Brain-derived neurotrophic factor (BDNF) is of particular interest in basic science and rehabilitation research because of its responsiveness to physical activity and exercise (Knaepen et al., 2010). The activity-dependent changes in the CNS and elevation of BDNF levels after acute bouts of aerobic exercise provide a theoretical rationale for exploiting the potential neurophysiologic effects of aerobic exercise as a means to promote motor recovery after stroke (Mang et al., 2013). Therefore, we developed a model to integrate aerobic exercise with task practice in an attempt to optimize motor recovery.
The American Heart Association recommends that people who have experienced a stroke participate in moderate to vigorous aerobic exercise 3–4 times per week for an average of 40 min (Kernan et al., 2014). However, residual neurological impairments have been shown to prevent people from exercising at their full aerobic potential (Billinger et al., 2014).
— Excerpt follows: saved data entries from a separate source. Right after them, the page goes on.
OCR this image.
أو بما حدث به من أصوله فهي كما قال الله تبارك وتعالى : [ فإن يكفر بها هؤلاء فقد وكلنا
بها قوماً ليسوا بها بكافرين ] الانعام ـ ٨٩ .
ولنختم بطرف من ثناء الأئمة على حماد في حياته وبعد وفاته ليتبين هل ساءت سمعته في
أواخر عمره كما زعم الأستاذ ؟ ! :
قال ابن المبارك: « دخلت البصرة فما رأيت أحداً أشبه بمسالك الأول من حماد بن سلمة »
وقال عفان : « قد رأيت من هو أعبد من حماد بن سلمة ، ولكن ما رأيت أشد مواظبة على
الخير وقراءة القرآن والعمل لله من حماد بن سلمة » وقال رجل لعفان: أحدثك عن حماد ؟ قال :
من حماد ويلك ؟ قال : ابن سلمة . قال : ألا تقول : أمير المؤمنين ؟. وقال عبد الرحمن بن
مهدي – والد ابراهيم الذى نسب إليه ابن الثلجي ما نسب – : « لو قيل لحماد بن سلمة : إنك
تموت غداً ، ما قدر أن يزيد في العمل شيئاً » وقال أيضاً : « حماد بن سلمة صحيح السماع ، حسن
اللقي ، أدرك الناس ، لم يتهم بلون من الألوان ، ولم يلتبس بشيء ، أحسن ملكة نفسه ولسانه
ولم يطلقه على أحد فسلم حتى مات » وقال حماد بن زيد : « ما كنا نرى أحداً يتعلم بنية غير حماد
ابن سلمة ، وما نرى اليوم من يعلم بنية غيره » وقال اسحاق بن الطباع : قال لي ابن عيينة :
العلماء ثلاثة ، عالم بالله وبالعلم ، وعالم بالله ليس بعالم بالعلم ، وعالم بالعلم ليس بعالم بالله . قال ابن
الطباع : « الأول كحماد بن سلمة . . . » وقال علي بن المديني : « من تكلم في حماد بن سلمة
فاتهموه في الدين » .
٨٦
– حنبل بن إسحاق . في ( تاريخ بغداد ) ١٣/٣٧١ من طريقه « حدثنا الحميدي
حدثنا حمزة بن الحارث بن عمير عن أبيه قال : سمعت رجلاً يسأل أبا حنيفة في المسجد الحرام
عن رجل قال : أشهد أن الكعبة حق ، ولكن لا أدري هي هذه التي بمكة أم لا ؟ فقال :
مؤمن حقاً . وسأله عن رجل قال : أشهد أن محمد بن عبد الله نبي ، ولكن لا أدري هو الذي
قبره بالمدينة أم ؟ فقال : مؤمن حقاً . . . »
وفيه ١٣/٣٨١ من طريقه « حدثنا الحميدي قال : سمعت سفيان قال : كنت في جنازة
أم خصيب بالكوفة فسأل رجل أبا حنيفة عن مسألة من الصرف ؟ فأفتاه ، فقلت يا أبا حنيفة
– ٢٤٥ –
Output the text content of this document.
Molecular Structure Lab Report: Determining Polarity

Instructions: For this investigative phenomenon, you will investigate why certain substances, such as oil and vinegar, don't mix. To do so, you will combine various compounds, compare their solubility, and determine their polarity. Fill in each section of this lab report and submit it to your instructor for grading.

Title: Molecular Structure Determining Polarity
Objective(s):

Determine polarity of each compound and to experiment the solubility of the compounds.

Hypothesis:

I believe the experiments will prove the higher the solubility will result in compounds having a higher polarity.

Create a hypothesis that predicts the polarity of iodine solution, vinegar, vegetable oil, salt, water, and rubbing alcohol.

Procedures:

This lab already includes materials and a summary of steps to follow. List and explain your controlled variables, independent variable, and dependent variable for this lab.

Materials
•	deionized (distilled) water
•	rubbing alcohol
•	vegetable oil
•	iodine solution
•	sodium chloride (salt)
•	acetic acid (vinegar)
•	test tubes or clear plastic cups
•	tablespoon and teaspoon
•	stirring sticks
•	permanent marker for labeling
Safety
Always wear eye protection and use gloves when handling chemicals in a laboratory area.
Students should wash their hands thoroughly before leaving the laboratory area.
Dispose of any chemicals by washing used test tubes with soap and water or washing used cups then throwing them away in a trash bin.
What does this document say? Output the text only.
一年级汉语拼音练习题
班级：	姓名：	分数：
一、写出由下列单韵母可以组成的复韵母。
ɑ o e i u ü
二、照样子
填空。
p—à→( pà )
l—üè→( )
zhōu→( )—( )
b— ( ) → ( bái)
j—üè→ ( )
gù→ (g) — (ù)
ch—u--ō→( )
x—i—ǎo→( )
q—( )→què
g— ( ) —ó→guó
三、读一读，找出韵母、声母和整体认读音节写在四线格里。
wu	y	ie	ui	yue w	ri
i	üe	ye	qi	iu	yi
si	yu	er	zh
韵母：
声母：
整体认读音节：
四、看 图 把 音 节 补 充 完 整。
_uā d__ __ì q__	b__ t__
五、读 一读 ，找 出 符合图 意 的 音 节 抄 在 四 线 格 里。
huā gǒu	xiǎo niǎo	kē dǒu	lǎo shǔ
We have overcome this barrier in people with Parkinson’s disease (PD) through the implementation of forced exercise (FE), an approach in which the voluntary efforts of people exercising on a stationary bicycle are augmented by a motor, allowing them to achieve and sustain an active pedaling rate greater than their voluntary rate (Alberts, Linder, Penko, Lowe, & Phillips, 2011; Ridgel, Vitek, & Alberts, 2009).
Although the motor is augmenting rate, the person is still actively contributing to exercise within a prescribed aerobic heart rate (HR) zone. When this mode of exercise was implemented in people with PD, significant improvements were noted in motor functioning, including rigidity, tremor, and bradykinesia as well as interlimb coordination and grasping force production (Alberts et al., 2011; Ridgel et al., 2009). These changes in global motor function, and the cortical and subcortical changes seen in functional connectivity magnetic resonance imaging, suggest that FE alters CNS processing (Alberts et al., 2011; Beall et al., 2013; Ridgel et al., 2009).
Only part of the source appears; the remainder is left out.